Presidência durante a 31ª Sessão Especial, no Senado Federal

Encerramento da Sessão Especial convocada em celebração à Democracia Brasileira.

Autor
Randolfe Rodrigues (S/Partido - Sem Partido/AP)
Nome completo: Randolph Frederich Rodrigues Alves
Casa
Senado Federal
Tipo
Presidência
Resumo por assunto
Homenagem:
  • Encerramento da Sessão Especial convocada em celebração à Democracia Brasileira.
Publicação
Publicação no DSF de 03/04/2024 - Página 22
Assunto
Honorífico > Homenagem
Matérias referenciadas
Indexação
  • ENCERRAMENTO, SESSÃO ESPECIAL, CELEBRAÇÃO, DEMOCRACIA, BRASIL, ASSUNTO, DITADURA, REGIME MILITAR, FORÇAS ARMADAS.
  • COMENTARIO, GOVERNO, EX-PRESIDENTE DA REPUBLICA, JOÃO GOULART, LANÇAMENTO, LIVRO.

    O SR. PRESIDENTE (Randolfe Rodrigues. S/Partido - AP) – Somos nós que agradecemos D. Maria Thereza.

    Aliás, o Brasil, o Estado brasileiro tem um pedido eterno de desculpas a V. Exa. e à sua família por tudo o que sofreram e passaram desde o golpe contra o Presidente João Goulart.

    Meus queridos, minhas queridas, companheiros e companheiras, meu caríssimo José Dirceu, Maria Thereza Goulart, João Vicente Goulart, querida companheira Mara Luquet, jornalista, organizadora também de todos os eventos do dia de hoje, caríssima Senadora Teresa Leitão, querido Presidente do TST, minhas senhoras, meus senhores, o sentido de fazer esta sessão no dia de hoje tem também correlação com o ato, querido João Vicente, que fizemos neste mesmo Plenário há dez anos.
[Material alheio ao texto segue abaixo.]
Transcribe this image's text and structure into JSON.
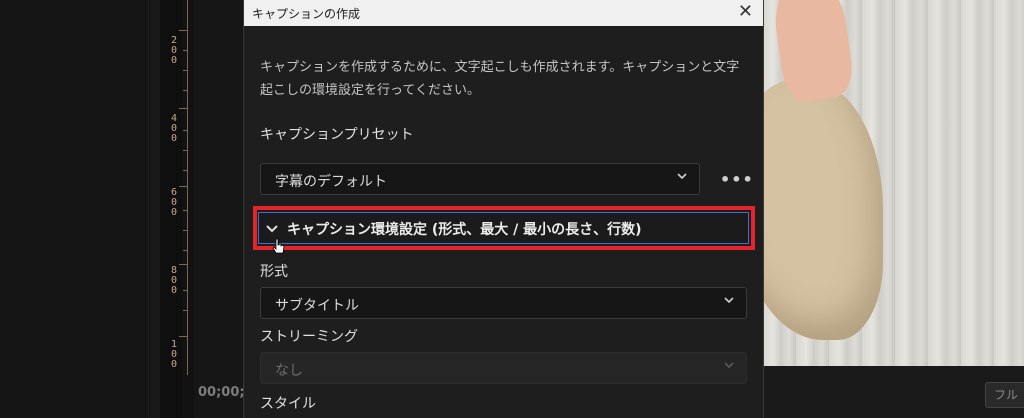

    Em dezembro de 2013, em especial no 11 de dezembro de 2013, este Congresso Nacional, procurando se redimir do crime cometido na madrugada de 1º para 2 de abril de 1964, restaurou... Só quero interromper para cumprimentar aqui o meu querido Jaques Wagner, Líder do Governo do Presidente Lula nesta Casa. Convido o Jaques Wagner para ficar à mesa conosco. Nós já estamos terminando aqui o evento. Se quiser usar da palavra... (Pausa.)

    Obrigado, Jaques.

    Então, há exatos dez anos, em uma sessão aqui deste Congresso Nacional, com a presença da então Presidente da República Dilma Rousseff, com a presença do Presidente do Congresso Nacional Renan Calheiros, o mandato do Presidente João Belchior Marques Goulart foi simbolicamente devolvido. Foi um gesto simbólico. Como disse naquele dia... (Palmas.)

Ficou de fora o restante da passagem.